Worms rentrait à son domicile avec plus d’entrain que de coutume parce que son père et sa mère l’y attendaient. En effet, les « colonels » venaient trois fois par an passer quelques jours auprès de leur fils : pour Noël — le colonel aimait la dinde truffée, et sa femme les petits Jésus en cire — , pour le 14 juillet et le 11 novembre, dates extrêmement républicaines et patriotiques. L’ancien officier avait conservé de sa vie active le goût de la cocarde et du clairon, de plus il vénérait Clemenceau, Lloyd George et tous les drapeaux du dictionnaire. La veille, délaissant sa thébaïde bressane, il était venu se repaître de discours et de galons. Il avait mené son petit-fils aux défilés, il lui avait appris les uniformes, les grades, et la victoire française.
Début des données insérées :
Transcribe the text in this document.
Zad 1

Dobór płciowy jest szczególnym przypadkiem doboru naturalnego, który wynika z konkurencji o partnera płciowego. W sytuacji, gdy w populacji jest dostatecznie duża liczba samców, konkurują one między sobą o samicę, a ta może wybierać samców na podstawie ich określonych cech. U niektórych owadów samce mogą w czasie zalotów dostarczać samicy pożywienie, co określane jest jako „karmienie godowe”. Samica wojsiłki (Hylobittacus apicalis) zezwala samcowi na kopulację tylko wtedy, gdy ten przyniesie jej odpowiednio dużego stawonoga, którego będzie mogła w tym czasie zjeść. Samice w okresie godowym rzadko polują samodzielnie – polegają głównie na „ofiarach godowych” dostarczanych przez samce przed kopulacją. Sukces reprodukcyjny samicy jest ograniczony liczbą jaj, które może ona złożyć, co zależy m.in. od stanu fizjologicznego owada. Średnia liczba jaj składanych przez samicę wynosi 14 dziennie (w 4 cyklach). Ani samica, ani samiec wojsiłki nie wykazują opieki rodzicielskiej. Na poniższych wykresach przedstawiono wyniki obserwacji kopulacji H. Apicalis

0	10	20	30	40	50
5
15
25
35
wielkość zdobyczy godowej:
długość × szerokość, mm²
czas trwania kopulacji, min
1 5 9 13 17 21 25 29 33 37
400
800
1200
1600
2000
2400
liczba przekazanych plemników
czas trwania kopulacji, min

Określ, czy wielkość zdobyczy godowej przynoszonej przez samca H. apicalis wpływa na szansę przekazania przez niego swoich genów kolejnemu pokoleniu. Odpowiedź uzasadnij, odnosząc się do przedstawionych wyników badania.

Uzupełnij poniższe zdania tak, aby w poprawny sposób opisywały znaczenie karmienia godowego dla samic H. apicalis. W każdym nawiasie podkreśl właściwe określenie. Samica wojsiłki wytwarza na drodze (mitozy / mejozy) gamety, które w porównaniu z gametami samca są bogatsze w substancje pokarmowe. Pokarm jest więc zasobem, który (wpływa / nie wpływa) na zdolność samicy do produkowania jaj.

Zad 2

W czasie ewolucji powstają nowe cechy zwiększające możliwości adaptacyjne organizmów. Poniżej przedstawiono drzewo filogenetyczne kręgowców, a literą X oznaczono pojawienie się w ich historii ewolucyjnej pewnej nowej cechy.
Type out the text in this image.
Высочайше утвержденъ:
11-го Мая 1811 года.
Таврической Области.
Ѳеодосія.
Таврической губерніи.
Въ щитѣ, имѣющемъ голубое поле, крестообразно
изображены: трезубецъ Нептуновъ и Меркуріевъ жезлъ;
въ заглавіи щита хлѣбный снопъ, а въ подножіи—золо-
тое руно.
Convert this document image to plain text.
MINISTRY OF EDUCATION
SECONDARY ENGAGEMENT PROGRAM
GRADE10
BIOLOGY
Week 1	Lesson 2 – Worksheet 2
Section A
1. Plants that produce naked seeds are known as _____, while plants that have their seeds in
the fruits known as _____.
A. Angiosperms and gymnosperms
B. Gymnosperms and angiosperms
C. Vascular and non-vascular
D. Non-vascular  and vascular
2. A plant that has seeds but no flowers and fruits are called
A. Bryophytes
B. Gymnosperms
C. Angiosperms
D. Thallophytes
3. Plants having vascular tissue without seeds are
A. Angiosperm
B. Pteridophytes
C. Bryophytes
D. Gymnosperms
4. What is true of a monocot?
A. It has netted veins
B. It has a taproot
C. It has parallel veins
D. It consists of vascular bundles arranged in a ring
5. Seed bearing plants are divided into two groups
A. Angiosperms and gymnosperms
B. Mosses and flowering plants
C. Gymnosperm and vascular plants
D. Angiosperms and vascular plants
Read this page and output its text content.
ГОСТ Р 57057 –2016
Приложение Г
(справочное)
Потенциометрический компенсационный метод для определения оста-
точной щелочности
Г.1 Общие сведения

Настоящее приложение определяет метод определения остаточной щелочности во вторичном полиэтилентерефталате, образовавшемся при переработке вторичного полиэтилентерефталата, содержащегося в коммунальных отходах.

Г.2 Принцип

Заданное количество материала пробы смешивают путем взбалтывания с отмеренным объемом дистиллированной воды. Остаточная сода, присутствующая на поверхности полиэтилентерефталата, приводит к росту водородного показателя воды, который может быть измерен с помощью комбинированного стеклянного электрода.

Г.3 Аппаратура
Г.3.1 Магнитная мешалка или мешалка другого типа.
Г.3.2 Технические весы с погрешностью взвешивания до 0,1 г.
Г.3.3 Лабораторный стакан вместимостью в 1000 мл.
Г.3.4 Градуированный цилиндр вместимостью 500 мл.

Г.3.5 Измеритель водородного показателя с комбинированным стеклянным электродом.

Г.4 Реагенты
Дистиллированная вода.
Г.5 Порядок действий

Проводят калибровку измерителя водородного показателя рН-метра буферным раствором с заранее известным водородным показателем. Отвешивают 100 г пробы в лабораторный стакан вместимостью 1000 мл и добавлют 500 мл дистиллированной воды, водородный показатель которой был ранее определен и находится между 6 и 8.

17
Ferdinand trouva son père et son fils très animés. Le colonel se tenait à quatre pattes — tout comme Henri IV — au milieu du salon. Il alignait sur le tapis marocain et suivant les meilleures règles de la stratégie napoléonienne une douzaine de hussards en terre cuite, aux pommettes vermillon ; il les opposait à une autre douzaine de militaires — des aviateurs cette fois — qui, bien que français, figuraient l’ennemi. Le colonel éprouvait bien un certain remords de cette mutation, mais il ressentait un réel plaisir à humilier aussi gravement l’armée de l’air. L’ex-officier de cavalerie méprisait les aviateurs, jugeait l’aéronautique un sport et déplorait son intrusion dans la guerre. « Belle foutaise que ces avions, déclarait-il volontiers, tout juste bons à contrarier les opérations, me parlez pas de ces gommeux qui viennent faire les marioles au-dessus des lignes, bien à l’abri des obus, là-haut. Enfin, « ils » en reviendront, ça va faire comme pour le bicycle, ces engins-là, on s’en lassera. »

Ferdinand secouait la tête, c’était un homme de science, il prévoyait l’ère de la mécanique. « L’acier remplacera la chair, père, affirmait-il. »

— Tais-toi, barrissait le vieillard, un bon cheval entre les genoux, tu m’entends, Ferdinand ? rien ne remplacera un bon cheval.

L’arrivée du médecin ne troubla pas le grand-père et le petit-fils.